SHANGHAI (Reuters) - Chinese President Xi Jinping promised on Monday to lower tariffs, broaden market access and import more from overseas at the start of a trade expo designed to demonstrate goodwill amid mounting frictions with the United States and others.

The November 5-10 China International Import Expo, or CIIE, brings thousands of foreign companies together with Chinese buyers in a bid to demonstrate the importing potential of the world’s second-biggest economy.

In a speech that largely echoed previous promises, Xi said China would accelerate opening of the education, telecommunications and cultural sectors, while protecting foreign companies’ interests and punishing violations of intellectual property rights.

He also said he expects China to import $30 T worth of goods and $10 T worth of services in the next 15 yr.
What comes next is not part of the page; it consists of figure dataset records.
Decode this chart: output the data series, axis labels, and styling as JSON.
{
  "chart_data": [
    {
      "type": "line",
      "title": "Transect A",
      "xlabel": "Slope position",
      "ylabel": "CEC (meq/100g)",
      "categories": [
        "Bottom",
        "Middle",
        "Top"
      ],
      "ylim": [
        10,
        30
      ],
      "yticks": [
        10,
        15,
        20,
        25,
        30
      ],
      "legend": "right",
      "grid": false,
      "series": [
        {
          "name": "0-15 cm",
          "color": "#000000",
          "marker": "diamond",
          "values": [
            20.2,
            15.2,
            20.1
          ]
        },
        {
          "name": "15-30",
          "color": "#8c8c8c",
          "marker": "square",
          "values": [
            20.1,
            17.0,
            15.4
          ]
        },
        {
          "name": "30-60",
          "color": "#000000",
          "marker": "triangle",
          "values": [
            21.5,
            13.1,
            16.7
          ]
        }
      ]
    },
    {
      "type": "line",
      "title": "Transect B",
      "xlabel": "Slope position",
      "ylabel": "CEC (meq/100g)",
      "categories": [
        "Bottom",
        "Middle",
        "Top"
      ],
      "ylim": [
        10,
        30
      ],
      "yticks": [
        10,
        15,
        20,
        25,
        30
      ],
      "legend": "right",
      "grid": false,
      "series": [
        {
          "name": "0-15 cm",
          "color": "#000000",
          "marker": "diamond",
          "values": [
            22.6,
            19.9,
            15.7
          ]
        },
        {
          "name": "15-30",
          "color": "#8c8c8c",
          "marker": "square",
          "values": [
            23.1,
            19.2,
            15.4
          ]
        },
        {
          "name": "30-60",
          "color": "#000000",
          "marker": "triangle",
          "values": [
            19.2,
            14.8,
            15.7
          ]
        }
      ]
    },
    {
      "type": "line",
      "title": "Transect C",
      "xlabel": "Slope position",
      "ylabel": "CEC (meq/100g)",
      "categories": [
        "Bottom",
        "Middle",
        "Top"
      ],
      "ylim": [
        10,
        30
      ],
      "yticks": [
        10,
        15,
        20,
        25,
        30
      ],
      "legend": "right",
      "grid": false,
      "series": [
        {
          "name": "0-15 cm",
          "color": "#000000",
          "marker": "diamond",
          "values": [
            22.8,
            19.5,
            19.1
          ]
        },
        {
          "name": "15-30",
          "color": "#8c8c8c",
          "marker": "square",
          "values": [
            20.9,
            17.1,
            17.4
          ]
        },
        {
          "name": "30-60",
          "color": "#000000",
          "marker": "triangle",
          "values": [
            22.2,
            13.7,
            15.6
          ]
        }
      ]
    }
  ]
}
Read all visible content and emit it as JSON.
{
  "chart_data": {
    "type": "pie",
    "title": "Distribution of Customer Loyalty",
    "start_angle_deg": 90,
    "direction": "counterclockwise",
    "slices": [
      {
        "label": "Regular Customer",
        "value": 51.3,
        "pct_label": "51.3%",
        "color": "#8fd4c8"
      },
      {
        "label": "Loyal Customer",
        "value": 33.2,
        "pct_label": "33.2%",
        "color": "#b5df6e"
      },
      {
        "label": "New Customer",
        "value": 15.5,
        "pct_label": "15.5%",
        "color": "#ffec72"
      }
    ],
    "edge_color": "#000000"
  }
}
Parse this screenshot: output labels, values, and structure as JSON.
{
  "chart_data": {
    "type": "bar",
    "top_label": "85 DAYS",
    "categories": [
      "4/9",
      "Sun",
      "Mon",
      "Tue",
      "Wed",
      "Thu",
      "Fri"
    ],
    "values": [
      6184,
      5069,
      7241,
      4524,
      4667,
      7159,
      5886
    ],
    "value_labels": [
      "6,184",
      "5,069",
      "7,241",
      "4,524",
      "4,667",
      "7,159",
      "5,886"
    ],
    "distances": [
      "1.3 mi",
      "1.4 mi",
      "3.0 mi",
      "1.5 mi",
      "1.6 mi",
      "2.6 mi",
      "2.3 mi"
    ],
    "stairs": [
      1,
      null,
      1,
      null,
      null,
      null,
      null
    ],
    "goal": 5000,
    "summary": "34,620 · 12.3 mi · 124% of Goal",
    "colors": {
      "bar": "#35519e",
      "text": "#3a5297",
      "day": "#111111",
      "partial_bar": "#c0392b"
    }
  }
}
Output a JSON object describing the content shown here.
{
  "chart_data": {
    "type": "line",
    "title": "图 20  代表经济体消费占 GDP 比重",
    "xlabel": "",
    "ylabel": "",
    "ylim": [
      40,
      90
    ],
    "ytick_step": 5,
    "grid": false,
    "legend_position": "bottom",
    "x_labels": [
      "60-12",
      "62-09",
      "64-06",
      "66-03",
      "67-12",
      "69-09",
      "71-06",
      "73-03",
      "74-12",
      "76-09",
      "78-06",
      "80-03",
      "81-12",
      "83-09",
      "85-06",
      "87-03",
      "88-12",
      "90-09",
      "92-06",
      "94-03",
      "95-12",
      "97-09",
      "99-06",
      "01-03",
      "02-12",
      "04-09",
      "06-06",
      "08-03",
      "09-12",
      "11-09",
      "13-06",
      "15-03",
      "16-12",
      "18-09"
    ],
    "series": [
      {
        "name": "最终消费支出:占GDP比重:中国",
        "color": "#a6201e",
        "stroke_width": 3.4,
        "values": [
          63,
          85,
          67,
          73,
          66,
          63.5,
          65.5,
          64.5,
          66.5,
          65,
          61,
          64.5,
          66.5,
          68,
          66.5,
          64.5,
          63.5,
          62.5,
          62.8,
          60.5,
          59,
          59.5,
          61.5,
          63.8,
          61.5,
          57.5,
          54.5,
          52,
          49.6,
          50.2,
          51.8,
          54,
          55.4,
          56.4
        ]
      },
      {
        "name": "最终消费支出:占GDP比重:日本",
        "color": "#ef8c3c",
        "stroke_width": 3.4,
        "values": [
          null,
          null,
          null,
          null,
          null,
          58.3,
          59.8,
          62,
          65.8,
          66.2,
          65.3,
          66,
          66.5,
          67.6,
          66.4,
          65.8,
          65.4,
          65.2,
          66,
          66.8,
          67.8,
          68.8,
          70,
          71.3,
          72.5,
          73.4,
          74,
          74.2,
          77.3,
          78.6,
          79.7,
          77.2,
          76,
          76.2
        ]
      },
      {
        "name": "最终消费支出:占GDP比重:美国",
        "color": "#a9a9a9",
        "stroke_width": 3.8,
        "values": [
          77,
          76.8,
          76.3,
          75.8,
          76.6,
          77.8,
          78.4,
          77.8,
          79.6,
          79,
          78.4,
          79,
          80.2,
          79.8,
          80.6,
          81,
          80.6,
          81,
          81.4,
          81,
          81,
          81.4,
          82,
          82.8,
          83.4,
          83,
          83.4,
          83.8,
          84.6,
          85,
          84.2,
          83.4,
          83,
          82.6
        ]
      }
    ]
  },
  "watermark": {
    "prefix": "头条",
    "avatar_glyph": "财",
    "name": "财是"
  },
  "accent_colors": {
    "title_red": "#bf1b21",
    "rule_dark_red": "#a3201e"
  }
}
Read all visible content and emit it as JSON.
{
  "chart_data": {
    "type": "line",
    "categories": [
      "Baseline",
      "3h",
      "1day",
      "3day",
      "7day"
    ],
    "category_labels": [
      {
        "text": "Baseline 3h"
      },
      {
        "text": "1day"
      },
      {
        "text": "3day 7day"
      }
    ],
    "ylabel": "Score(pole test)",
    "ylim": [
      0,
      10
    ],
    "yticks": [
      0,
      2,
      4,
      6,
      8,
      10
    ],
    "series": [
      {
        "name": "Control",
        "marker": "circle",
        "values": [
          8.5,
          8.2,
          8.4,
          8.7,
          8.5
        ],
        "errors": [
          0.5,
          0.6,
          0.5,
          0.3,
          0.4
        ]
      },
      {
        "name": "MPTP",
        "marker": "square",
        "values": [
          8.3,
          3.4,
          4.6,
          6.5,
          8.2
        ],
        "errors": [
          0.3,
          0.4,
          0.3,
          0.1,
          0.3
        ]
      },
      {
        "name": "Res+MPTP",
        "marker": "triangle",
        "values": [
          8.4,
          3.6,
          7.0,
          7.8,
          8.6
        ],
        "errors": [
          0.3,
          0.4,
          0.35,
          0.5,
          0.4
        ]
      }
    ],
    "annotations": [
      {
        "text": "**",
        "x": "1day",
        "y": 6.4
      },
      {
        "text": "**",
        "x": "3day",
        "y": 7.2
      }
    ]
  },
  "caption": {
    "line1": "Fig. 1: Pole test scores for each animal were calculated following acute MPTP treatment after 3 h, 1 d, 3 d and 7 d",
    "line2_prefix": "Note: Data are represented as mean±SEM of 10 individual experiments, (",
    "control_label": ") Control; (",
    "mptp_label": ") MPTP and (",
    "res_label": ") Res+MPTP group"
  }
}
Last year, Xi estimated that China would import $24 T worth of goods over the coming 15 yr.

“CIIE is a major initiative by China to pro-actively open up its market to the world,” Xi said.

US President Donald Trump has railed against China for what he sees as intellectual property theft, entry barriers to U.S. business and a gaping trade deficit.

Foreign business groups, too, have grown weary of Chinese reform promises, and while opposing Trump’s tariffs, have longed warned that China would invite retaliation if it didn’t match the openness of its trading partners. Xi said the expo showed China’s desire to support global free trade, adding - without mentioning the United States - that countries must oppose protectionism.

He said, “Multilateralism and the free trade system is under attack, factors of instability and uncertainty are numerous, and risks and obstacles are increasing."

“With the deepening development today of economic globalization, ‘the weak falling prey to the strong’ and ‘winner takes all’ are dead-end alleys,” he said.

Louis Kuijs, head of Asia economics at Oxford Economics, said the speech was meaningful, if short on fresh initiatives.

“I don’t think that there were necessarily path-breaking new reforms announced by him today, but I guess I would take this as a confirmation that China is very keen to be seen as continuing to open up further and committing to that stance,” he said.

China imported $1.84 T of goods in 2017, up 16%, or $255 B, from a year earlier. Of that total, China imported about $130 B of goods from the United States. The Chinese government’s top diplomat, State Councillor Wang Yi, said in March that China would import $8 T of goods in the next five years.